Tuesday, October 21, 2008

Feed

By M. T. Anderson.

So there's like, this kid, and he goes to, like, the moon, and has a really unmeg time except that he meets this girl—

I'm already tired of that. This world in this book is definitely a dystopia and I saw the ending coming a long way off, despite hope that I would be wrong. I suppose the interesting thing about it is how you say "That would never happen"—and then have to ask yourself how much of it could actually happen. (Like a caricature, it stretches real concerns into grotesque shapes while leaving them recognizable.)

The teen characters are too much like some teens, which is to say, kind of boring and obsessed with their feeds. (How many people do you know who check MySpace or Facebook constantly? The feed is the same thing, brought to you by a chip in your head.)

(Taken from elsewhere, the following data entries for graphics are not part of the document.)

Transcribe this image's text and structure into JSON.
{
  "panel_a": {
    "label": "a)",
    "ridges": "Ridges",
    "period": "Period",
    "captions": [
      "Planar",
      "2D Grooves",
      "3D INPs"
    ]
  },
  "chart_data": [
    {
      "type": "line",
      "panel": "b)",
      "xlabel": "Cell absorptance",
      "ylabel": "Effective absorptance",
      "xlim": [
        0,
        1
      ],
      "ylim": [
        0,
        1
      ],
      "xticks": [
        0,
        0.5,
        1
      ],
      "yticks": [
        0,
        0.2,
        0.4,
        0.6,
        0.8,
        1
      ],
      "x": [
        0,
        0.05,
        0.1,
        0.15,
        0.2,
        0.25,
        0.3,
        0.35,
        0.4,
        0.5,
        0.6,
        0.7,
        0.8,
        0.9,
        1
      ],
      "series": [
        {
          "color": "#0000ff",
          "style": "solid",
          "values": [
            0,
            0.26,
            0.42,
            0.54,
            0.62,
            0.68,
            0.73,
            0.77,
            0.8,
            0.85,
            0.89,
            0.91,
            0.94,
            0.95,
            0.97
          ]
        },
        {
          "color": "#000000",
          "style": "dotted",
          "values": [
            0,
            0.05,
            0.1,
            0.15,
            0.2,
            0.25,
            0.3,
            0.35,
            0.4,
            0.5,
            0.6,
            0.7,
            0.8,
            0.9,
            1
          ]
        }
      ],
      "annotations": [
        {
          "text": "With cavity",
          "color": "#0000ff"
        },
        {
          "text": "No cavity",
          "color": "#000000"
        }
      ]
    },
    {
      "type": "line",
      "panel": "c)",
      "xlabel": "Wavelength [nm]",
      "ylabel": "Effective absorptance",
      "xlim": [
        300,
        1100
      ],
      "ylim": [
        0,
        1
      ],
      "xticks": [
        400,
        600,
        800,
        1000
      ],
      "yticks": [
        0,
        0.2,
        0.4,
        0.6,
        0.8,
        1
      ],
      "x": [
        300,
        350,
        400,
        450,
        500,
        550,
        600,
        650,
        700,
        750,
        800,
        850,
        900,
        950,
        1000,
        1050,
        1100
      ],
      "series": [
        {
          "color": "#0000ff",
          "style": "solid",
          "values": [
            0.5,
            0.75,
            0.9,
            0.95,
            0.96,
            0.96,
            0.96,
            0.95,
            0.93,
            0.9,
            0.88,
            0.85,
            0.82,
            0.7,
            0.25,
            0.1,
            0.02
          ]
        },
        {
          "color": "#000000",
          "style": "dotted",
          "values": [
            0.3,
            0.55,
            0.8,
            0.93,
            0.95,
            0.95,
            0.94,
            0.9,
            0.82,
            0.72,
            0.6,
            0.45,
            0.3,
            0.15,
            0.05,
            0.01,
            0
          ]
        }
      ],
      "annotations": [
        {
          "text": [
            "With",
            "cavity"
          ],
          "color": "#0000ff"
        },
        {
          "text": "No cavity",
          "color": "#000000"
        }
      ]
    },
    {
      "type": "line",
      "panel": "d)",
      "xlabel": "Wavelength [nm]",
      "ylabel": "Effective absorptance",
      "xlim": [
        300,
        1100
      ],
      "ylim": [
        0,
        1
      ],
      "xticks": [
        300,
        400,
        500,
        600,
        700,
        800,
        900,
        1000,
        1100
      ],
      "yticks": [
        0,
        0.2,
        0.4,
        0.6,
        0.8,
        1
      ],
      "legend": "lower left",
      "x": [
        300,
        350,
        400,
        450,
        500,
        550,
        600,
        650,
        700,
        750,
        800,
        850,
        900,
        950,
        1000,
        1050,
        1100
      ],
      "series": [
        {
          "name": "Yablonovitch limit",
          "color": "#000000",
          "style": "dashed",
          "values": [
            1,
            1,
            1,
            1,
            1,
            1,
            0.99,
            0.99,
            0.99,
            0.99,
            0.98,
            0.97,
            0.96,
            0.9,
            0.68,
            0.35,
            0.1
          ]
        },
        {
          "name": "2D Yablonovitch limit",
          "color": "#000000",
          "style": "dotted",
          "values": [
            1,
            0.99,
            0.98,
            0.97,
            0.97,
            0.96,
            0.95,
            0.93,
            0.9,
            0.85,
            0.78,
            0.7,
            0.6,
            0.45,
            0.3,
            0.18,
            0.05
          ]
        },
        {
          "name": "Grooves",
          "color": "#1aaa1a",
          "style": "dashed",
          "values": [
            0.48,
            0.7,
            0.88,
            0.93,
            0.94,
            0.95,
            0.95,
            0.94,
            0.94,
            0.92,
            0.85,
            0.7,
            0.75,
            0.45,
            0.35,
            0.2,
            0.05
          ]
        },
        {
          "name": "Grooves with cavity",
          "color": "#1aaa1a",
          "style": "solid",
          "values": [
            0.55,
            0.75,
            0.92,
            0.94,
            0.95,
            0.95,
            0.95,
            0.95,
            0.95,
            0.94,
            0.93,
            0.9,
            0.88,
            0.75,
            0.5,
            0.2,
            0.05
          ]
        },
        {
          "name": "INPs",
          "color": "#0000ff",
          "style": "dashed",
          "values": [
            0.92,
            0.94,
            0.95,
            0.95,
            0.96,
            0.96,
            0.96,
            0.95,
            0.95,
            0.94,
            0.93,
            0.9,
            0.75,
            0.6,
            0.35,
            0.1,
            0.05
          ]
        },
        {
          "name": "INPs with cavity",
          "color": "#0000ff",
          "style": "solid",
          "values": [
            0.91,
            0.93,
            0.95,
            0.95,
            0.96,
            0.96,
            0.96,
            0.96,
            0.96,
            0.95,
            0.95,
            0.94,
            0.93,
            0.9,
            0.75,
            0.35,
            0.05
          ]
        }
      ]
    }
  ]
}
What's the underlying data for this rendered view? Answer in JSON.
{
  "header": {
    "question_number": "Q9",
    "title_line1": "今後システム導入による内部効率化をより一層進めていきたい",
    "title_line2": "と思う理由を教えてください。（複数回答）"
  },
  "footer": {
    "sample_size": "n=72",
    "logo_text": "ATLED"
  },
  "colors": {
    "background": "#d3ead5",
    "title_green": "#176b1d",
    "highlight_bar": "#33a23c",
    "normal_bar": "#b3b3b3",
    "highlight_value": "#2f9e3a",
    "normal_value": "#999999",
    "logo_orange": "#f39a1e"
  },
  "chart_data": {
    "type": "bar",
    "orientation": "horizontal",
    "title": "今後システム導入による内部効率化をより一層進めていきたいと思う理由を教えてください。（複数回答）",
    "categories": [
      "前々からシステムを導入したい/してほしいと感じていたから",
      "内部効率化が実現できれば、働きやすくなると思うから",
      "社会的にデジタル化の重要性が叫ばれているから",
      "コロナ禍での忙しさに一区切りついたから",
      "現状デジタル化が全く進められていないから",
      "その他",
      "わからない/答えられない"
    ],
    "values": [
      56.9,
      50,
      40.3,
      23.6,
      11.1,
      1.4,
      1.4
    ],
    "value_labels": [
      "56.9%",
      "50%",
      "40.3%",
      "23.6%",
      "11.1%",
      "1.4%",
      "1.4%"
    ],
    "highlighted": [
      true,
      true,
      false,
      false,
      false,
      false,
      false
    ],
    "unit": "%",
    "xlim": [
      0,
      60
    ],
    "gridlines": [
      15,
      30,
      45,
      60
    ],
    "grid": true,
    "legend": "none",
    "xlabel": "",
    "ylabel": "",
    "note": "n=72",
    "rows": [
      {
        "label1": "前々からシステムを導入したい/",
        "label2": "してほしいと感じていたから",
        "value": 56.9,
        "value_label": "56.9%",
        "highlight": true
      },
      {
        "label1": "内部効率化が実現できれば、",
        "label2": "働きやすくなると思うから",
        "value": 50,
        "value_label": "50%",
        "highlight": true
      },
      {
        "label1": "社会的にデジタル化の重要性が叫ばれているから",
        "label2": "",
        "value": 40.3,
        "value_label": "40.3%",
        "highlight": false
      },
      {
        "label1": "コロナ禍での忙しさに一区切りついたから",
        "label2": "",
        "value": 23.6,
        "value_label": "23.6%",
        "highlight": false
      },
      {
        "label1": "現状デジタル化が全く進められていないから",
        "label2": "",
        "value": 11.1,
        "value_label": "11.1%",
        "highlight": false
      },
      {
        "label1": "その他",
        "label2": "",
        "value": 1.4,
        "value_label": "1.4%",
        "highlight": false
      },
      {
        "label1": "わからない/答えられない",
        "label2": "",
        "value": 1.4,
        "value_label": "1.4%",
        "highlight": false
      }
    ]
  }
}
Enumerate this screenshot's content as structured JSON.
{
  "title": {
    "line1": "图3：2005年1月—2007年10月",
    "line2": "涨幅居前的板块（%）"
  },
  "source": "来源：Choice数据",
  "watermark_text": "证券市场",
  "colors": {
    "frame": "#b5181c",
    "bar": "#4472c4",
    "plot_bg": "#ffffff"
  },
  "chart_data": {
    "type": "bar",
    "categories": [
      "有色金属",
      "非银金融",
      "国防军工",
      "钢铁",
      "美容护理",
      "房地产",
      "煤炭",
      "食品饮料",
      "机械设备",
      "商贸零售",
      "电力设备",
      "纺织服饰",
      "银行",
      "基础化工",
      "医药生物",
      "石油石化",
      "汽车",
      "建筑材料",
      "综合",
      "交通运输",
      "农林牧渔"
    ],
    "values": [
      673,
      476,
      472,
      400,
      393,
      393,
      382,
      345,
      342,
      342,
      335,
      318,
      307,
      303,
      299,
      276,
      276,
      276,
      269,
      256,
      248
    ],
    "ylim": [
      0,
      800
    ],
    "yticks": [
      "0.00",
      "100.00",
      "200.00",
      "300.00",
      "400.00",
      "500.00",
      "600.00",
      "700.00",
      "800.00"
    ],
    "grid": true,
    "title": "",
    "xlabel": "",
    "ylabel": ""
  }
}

As far as being a tragedy, I think it lacked some of the beauty other tragedies have, although it seemed just as inevitable. It reminded me of The Wreck of the River of Stars, with both the inevitability and the flawed characters creating their own doom. Unfortunately, here the characters (except for Violet and her dad, and sometimes Titus) aren't even interesting. There are hints of a larger plot going on in the world but the story never seems to follow up. (Perhaps there's a sequel?)

Despite a couple moments that made me gasp out loud (and the question Violet wants the answer to) I didn't enjoy this book that much. But I suspect that wasn't the point, anyway.

Apologies for the rambling review; I'm a bit out of practice and don't feel like proofreading right now. I'm still looking forward to Octavian Nothing Vol. 2 (came out a week ago).